We rely on three studies which have measured this ratio at both the epipelagic, mesopelagic and bathypelagic layers (Bochdansky et al., Turley & Mackie, Herndl). We fist calculate the mean ratio between protists and prokaryotes in each study.
Bochdansky et al. provide a mean number of particle-attached eukaryotes normalized by the amount of particle-attached prokaryotes in the bathypelagic realm. They also measure the amount of fungi out of the toal population of eukaryotes. We remove the amount of fungal cells from the total number of eukaryotes:
# Load the data from Bochdansky et al.
bochdansky_data = pd.read_excel('../data/marine_protists_data.xlsx','Bochdansky ratio',skiprows=1,index_col=0)
protists = bochdansky_data.loc['All Eukaryotes'] - bochdansky_data.loc['Fungi']
print('The mean ratio between the number of particle-attached protists and prokaryotes reported in Bochdansky et al. is ≈%.3f' %protists)

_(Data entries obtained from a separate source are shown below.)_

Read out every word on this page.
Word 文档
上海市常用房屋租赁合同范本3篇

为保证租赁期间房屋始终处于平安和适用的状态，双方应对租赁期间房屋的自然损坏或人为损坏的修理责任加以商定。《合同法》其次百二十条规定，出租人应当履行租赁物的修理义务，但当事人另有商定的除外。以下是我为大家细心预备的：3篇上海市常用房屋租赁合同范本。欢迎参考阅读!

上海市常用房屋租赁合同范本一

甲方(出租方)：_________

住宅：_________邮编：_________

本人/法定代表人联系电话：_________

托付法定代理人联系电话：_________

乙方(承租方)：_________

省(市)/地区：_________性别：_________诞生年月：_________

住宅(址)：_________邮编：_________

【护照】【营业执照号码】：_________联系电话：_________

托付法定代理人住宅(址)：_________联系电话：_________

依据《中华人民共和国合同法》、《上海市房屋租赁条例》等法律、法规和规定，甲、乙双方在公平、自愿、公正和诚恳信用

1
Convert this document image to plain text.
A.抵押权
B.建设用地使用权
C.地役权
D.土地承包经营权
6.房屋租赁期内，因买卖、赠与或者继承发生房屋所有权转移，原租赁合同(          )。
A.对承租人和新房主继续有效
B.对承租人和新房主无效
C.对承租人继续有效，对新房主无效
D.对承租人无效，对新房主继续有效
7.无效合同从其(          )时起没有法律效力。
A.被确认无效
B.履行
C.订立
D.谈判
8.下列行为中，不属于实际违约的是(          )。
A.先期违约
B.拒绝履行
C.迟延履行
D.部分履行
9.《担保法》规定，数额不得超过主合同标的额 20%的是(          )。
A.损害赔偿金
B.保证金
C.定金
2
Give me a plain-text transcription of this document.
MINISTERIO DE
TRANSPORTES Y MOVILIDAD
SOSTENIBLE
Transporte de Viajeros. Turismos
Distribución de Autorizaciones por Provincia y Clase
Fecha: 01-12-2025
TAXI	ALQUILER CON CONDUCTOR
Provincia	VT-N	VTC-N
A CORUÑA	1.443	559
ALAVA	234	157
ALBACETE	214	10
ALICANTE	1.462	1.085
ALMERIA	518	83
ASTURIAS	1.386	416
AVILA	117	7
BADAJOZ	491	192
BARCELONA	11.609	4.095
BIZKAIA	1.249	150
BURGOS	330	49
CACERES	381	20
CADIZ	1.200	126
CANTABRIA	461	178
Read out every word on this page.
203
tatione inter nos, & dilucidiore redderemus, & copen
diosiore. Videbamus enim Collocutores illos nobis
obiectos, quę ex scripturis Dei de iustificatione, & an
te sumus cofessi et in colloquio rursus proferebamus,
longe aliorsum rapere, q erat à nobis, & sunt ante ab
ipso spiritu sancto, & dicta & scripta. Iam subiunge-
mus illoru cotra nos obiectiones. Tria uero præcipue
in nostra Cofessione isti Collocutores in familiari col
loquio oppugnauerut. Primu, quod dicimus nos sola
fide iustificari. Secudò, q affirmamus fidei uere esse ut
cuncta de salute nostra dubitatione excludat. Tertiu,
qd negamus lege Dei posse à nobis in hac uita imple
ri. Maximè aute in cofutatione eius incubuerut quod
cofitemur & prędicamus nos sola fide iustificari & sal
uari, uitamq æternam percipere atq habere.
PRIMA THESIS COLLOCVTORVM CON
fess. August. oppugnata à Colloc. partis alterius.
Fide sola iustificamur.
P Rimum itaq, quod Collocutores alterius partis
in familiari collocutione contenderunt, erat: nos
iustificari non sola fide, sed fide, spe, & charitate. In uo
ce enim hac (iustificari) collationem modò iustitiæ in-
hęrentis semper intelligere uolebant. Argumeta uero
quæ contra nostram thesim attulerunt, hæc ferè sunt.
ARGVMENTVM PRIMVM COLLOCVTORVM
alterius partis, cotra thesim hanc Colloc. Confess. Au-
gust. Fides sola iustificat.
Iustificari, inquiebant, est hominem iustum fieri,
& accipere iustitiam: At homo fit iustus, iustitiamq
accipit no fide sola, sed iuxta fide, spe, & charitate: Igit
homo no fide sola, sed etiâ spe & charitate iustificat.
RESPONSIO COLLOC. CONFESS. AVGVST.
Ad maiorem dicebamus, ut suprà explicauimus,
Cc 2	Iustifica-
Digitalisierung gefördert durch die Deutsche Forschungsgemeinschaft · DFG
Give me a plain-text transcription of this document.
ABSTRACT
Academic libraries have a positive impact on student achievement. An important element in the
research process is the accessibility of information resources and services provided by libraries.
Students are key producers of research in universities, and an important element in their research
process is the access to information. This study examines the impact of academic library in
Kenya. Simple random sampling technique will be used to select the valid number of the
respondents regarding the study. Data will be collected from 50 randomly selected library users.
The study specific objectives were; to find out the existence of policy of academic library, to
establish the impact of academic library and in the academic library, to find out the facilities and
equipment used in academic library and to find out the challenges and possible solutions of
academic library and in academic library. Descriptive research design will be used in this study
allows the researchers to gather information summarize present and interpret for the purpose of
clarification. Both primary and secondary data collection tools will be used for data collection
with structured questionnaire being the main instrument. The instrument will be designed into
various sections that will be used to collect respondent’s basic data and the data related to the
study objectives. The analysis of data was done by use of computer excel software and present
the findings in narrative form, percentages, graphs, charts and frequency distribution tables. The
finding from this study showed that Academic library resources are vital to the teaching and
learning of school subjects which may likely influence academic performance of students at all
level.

Our of the total number of eukaryotes, we exclude the group of Labyrinthulomycetes, as their biomass was estimated seperatly by Bochdansky et al., as we will see later. This leaves us with protists which are not Labyrinthulomycetes, mainly flagellates. To estimate the ratio of the biomass of these remaining protists, we rely on a study which has measured the carbon content of free-living protists in the deep sea (Pernice et al.). We use the carbon content of free-living protists in the deep sea as our best estimate of the carbon content of particle-attached protists in the deep-sea. For the carbon content of particle-attached prokaryotes, we use our best estimate from the particle-attached prokaryotes section.
# Calculate the non-Labyrinthulomycetes protists
flagellates = protists-bochdansky_data.loc['Labyrinthulomycetes']
# Load data on the carbon content of flagellates from the deep-sea
flagellates_cc_data = pd.read_excel('../data/marine_protists_data.xlsx','Pernice',skiprows=1,index_col=0)
deep_flagellates_cc = flagellates_cc_data.loc['1401-4000','Protist carbon content [pg C cell^-1]']
# Load our estimate of the carbon content of particle-attached prokaryotes
prok_cc = pd.read_excel('../data/marine_protists_data.xlsx', 'POC prokaryotes').iloc[0,1]
# Calculate the ratio of biomass of non-Labyrinthulomycetes protists to prokaryotes
biomass_ratio_flagellates = flagellates*(deep_flagellates_cc*1000/prok_cc)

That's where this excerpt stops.